Summer meal: Poached ginger chicken

talkandspoon.com

There are many different variations to this recipe.

You will need:

– Four boneless, skinless chicken breasts (1 3/4 to 2 pounds)

– Kosher salt

– One two -inch piece ginger, peeled

– One large shallot

– Four tablespoons peanut oil

– One tablespoon toasted sesame oil

– 1/2 teaspoon sugar

– One cucumber, halved lengthwise, seeded and thinly sliced

– One bunch radishes, thinly sliced, or one small daikon radish, peeled and cut into matchsticks

– One teaspoon Asian chili sauce (such as sambal oelek)

– One bunch watercress, trimmed

– Juice of one lime

 

Directions: 

1- Put the chicken in water with medium heat and add one spoon of salt. Leave the chicken cooking for about 15 minutes.
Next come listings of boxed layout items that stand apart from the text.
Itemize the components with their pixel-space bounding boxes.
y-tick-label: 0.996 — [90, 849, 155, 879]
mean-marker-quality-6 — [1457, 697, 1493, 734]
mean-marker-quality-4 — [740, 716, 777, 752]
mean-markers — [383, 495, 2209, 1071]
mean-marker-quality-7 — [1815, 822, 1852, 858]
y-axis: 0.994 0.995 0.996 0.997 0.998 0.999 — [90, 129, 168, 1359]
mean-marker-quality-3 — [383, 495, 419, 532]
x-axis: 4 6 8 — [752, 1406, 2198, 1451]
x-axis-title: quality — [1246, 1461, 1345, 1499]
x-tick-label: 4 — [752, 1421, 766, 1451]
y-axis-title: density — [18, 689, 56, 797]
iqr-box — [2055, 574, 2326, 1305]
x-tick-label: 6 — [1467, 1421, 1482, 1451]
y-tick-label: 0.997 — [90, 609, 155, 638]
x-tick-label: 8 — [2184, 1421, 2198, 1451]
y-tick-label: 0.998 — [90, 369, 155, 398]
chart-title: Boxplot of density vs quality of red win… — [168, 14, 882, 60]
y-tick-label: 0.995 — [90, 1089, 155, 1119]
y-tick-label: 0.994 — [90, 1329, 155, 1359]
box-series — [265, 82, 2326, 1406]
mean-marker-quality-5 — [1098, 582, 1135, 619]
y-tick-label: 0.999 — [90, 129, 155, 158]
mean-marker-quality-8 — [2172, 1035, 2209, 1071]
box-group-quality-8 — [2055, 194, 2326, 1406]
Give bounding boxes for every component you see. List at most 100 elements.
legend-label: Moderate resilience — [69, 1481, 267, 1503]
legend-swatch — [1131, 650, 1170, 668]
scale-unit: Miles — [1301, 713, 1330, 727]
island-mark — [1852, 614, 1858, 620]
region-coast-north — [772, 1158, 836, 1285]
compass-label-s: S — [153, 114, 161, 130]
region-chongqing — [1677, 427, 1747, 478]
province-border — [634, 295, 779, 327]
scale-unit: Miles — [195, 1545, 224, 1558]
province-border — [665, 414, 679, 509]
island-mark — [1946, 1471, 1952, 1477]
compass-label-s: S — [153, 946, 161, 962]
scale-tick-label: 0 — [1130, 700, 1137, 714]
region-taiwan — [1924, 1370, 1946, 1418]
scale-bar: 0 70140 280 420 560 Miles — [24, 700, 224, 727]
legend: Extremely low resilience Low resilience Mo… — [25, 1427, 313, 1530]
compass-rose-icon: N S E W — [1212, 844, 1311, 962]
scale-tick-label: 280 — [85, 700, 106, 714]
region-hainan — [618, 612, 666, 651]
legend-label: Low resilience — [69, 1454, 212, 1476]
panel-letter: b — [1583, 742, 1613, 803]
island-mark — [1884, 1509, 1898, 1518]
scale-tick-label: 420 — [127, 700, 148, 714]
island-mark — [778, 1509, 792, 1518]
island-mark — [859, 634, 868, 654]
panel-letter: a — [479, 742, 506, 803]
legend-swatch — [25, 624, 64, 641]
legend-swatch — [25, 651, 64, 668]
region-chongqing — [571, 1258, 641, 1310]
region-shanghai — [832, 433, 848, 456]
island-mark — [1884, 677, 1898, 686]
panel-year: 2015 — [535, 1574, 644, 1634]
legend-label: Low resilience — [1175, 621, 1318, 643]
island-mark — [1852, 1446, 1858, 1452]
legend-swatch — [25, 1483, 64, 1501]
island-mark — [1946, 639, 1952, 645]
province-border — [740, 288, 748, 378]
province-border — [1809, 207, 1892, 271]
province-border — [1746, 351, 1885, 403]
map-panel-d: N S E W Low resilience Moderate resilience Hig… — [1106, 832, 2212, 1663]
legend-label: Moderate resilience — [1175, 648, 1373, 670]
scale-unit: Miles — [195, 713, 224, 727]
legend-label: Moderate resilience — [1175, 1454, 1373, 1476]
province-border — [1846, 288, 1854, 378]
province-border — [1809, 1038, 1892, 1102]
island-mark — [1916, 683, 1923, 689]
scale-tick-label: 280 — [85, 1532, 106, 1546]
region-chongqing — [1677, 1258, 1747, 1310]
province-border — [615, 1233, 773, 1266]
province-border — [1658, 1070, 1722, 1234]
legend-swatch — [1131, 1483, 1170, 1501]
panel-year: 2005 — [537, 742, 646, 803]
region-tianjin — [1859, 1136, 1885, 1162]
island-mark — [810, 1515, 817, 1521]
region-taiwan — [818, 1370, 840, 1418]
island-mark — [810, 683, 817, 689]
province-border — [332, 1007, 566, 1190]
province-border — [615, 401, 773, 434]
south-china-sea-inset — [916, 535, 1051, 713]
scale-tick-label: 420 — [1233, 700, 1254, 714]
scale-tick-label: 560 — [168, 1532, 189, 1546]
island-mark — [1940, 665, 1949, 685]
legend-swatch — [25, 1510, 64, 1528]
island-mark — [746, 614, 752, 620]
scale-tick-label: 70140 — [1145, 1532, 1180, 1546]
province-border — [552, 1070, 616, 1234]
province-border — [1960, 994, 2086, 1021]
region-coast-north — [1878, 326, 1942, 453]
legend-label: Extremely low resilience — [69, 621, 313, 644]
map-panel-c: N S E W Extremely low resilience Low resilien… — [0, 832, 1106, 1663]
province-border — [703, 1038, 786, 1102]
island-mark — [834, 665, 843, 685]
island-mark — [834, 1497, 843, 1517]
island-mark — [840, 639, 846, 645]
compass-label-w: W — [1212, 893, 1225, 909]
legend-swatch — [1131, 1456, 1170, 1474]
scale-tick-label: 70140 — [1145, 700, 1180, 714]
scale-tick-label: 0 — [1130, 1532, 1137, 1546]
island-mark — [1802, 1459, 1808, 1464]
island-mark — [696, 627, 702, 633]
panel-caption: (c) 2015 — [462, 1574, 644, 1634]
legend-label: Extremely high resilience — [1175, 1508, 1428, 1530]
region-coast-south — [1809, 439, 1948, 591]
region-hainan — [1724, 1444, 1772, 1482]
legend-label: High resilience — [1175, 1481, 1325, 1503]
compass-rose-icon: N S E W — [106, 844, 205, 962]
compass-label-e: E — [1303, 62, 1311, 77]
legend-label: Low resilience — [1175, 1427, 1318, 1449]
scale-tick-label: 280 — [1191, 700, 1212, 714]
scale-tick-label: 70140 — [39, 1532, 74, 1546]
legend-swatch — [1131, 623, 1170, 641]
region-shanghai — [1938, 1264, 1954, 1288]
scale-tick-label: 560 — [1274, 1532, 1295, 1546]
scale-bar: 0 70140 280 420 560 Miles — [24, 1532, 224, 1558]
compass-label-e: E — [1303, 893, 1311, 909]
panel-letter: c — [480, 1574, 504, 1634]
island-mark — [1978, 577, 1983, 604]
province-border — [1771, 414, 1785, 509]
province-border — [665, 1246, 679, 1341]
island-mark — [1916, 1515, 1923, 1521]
2- Grate the ginger and put it into a bowl. Add three spoons of peanut oil  to the ginger, add the sesame oil and add 1/4 of salt and sugar.

3- Blend the cucumber and radish with the chili sauce, add 3/4  of salt, add the remaining peanut oil and the remaining 1/4 sugar  all together in a large bowl as well as the watercress and toss.

4- Slices the chicken into pieces and put  them on the plates  with the salad underneath it . Add the ginger mixture to the chicken . Add some of the lime juice on to it.

 

Fact: Each plate contains 432 calories.